DiLorenzo denied any affiliation with the group, telling a Baltimore Sun reporter that "I don't endorse what they say and do any more than I endorse what Congress says and does because I spoke at a hearing on Wednesday." An investigation was subsequently conducted by his employer, but no action was taken. In a LewRockwell.com column, he described his association with the League as limited to "a few lectures on the economics of the Civil War" he gave to The League of the South Institute about thirteen years ago. In a 2005 LewRockwell.com article, DiLorenzo addressed concerns against the League of the South's core beliefs statement stating that neoconservative viewpoints were at odds with the League of the South's statement, leading to vitriol. Further, DiLorenzo argues that the current Republican party is descended, not from the small-government views of Jefferson, but rather from the ideals of the Hamiltonian Federalist Party.

==Publications==
DiLorenzo has written several books, including:
- The Politically Incorrect Guide to Economics (2022) Regnery Publishing, ISBN 978-1684512980.
- The Problem with Lincoln (2020) Regnery History, ISBN 978-1684510184
- The Problem with Socialism (2016) Regnery Publishing, ISBN 978-1621575894.
- Organized Crime: The Unvarnished Truth About Government (2012). Ludwig von Mises Institute, ISBN 978-1610162562.

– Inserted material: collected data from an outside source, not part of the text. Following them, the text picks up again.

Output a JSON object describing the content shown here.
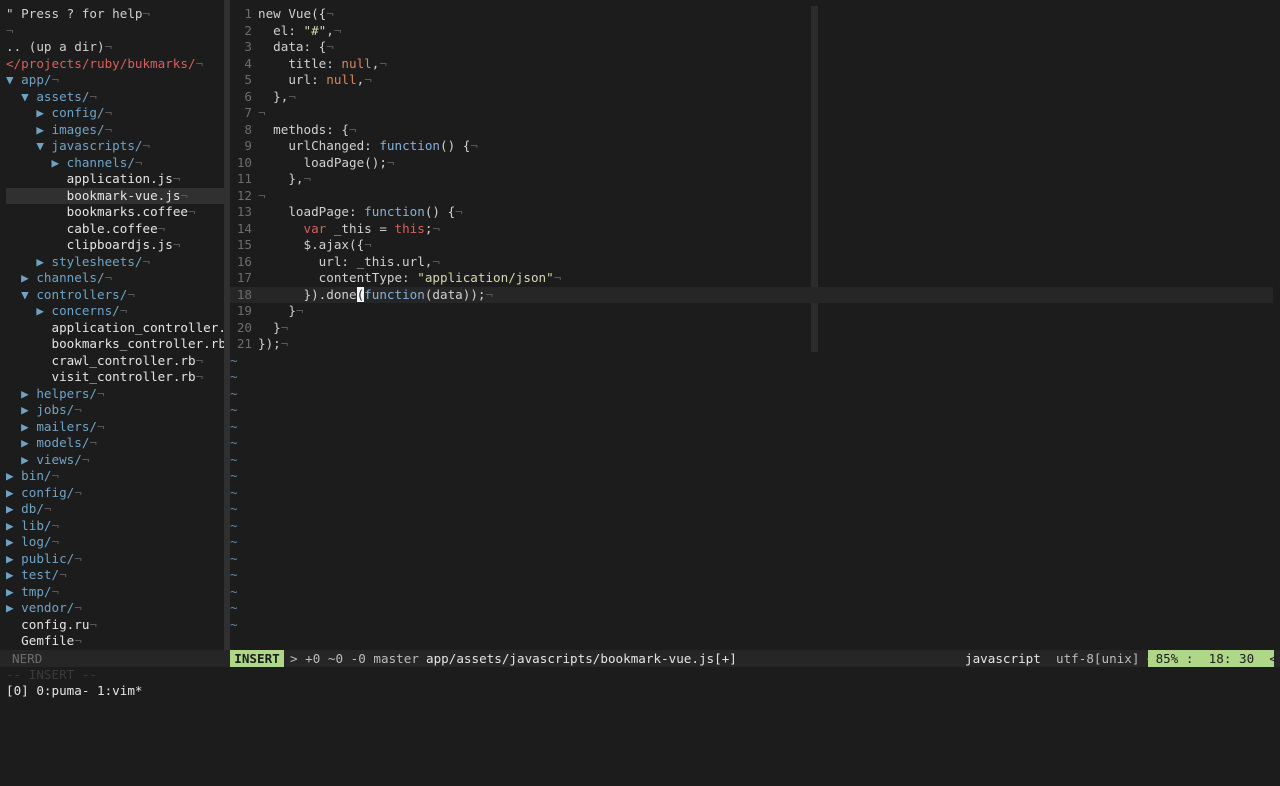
{
  "tree": {
    "help": "\" Press ? for help",
    "up_dir": ".. (up a dir)",
    "cwd": "</projects/ruby/bukmarks/",
    "items": [
      {
        "indent": 0,
        "arrow": "▼",
        "label": "app/"
      },
      {
        "indent": 1,
        "arrow": "▼",
        "label": "assets/"
      },
      {
        "indent": 2,
        "arrow": "▶",
        "label": "config/"
      },
      {
        "indent": 2,
        "arrow": "▶",
        "label": "images/"
      },
      {
        "indent": 2,
        "arrow": "▼",
        "label": "javascripts/"
      },
      {
        "indent": 3,
        "arrow": "▶",
        "label": "channels/"
      },
      {
        "indent": 3,
        "arrow": "",
        "label": "application.js"
      },
      {
        "indent": 3,
        "arrow": "",
        "label": "bookmark-vue.js",
        "selected": true
      },
      {
        "indent": 3,
        "arrow": "",
        "label": "bookmarks.coffee"
      },
      {
        "indent": 3,
        "arrow": "",
        "label": "cable.coffee"
      },
      {
        "indent": 3,
        "arrow": "",
        "label": "clipboardjs.js"
      },
      {
        "indent": 2,
        "arrow": "▶",
        "label": "stylesheets/"
      },
      {
        "indent": 1,
        "arrow": "▶",
        "label": "channels/"
      },
      {
        "indent": 1,
        "arrow": "▼",
        "label": "controllers/"
      },
      {
        "indent": 2,
        "arrow": "▶",
        "label": "concerns/"
      },
      {
        "indent": 2,
        "arrow": "",
        "label": "application_controller.rb"
      },
      {
        "indent": 2,
        "arrow": "",
        "label": "bookmarks_controller.rb"
      },
      {
        "indent": 2,
        "arrow": "",
        "label": "crawl_controller.rb"
      },
      {
        "indent": 2,
        "arrow": "",
        "label": "visit_controller.rb"
      },
      {
        "indent": 1,
        "arrow": "▶",
        "label": "helpers/"
      },
      {
        "indent": 1,
        "arrow": "▶",
        "label": "jobs/"
      },
      {
        "indent": 1,
        "arrow": "▶",
        "label": "mailers/"
      },
      {
        "indent": 1,
        "arrow": "▶",
        "label": "models/"
      },
      {
        "indent": 1,
        "arrow": "▶",
        "label": "views/"
      },
      {
        "indent": 0,
        "arrow": "▶",
        "label": "bin/"
      },
      {
        "indent": 0,
        "arrow": "▶",
        "label": "config/"
      },
      {
        "indent": 0,
        "arrow": "▶",
        "label": "db/"
      },
      {
        "indent": 0,
        "arrow": "▶",
        "label": "lib/"
      },
      {
        "indent": 0,
        "arrow": "▶",
        "label": "log/"
      },
      {
        "indent": 0,
        "arrow": "▶",
        "label": "public/"
      },
      {
        "indent": 0,
        "arrow": "▶",
        "label": "test/"
      },
      {
        "indent": 0,
        "arrow": "▶",
        "label": "tmp/"
      },
      {
        "indent": 0,
        "arrow": "▶",
        "label": "vendor/"
      },
      {
        "indent": 0,
        "arrow": "",
        "label": "config.ru"
      },
      {
        "indent": 0,
        "arrow": "",
        "label": "Gemfile"
      }
    ]
  },
  "editor": {
    "cursor_line": 18,
    "lines": [
      [
        [
          "",
          "new Vue({"
        ]
      ],
      [
        [
          "",
          "  el: "
        ],
        [
          "str",
          "\"#\""
        ],
        [
          "",
          ","
        ]
      ],
      [
        [
          "",
          "  data: {"
        ]
      ],
      [
        [
          "",
          "    title: "
        ],
        [
          "nul",
          "null"
        ],
        [
          "",
          ","
        ]
      ],
      [
        [
          "",
          "    url: "
        ],
        [
          "nul",
          "null"
        ],
        [
          "",
          ","
        ]
      ],
      [
        [
          "",
          "  },"
        ]
      ],
      [
        [
          "",
          ""
        ]
      ],
      [
        [
          "",
          "  methods: {"
        ]
      ],
      [
        [
          "",
          "    urlChanged: "
        ],
        [
          "fn",
          "function"
        ],
        [
          "",
          "() {"
        ]
      ],
      [
        [
          "",
          "      loadPage();"
        ]
      ],
      [
        [
          "",
          "    },"
        ]
      ],
      [
        [
          "",
          ""
        ]
      ],
      [
        [
          "",
          "    loadPage: "
        ],
        [
          "fn",
          "function"
        ],
        [
          "",
          "() {"
        ]
      ],
      [
        [
          "",
          "      "
        ],
        [
          "kw",
          "var"
        ],
        [
          "",
          " _this = "
        ],
        [
          "kw",
          "this"
        ],
        [
          "",
          ";"
        ]
      ],
      [
        [
          "",
          "      $.ajax({"
        ]
      ],
      [
        [
          "",
          "        url: _this.url,"
        ]
      ],
      [
        [
          "",
          "        contentType: "
        ],
        [
          "str",
          "\"application/json\""
        ]
      ],
      [
        [
          "",
          "      }).done"
        ],
        [
          "cursor",
          "("
        ],
        [
          "fn",
          "function"
        ],
        [
          "",
          "(data));"
        ]
      ],
      [
        [
          "",
          "    }"
        ]
      ],
      [
        [
          "",
          "  }"
        ]
      ],
      [
        [
          "",
          "});"
        ]
      ]
    ],
    "tilde_count": 17
  },
  "status": {
    "nerd_label": "NERD",
    "mode": "INSERT",
    "branch": "> +0 ~0 -0 master",
    "filepath": "app/assets/javascripts/bookmark-vue.js[+]",
    "filetype": "javascript",
    "encoding": "utf-8[unix] <",
    "position": " 85% :  18: 30  <"
  },
  "mode_line": "-- INSERT --",
  "tmux": "[0] 0:puma- 1:vim*"
}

- Hamilton's Curse: How Jefferson's Arch Enemy Betrayed the American Revolution – and What It Means for Americans Today (2009). Random House, ISBN 978-0307382856.
- Lincoln Unmasked: What You're Not Supposed To Know about Dishonest Abe (2006). Random House, ISBN 978-0307338419.
- How Capitalism Saved America: The Untold History of Our Country, From the Pilgrims to the Present (2004). Random House, ISBN 9780761525264.
- The Real Lincoln: A New Look at Abraham Lincoln, His Agenda, and an Unnecessary War (2003). Random House, ISBN 978-0761536413.
- From Pathology to Politics: Public Health in America, with James T. Bennett (2000). Transaction Publishers, ISBN 0765800233.
- The Food and Drink Police: America's Nannies, Busybodies, and Petty Tyrants with James T. Bennett (1998). Transaction Publishers, ISBN 978-1560003854.
- CancerScam: The Diversion of Federal Cancer Funds for Politics, with James T. Bennett (1997). Transaction Publishers, ISBN 978-1560003342.
- Underground Government: The Off-Budget Public Sector, with James T. Bennett (1983), Cato Institute, ISBN 978-0932790378.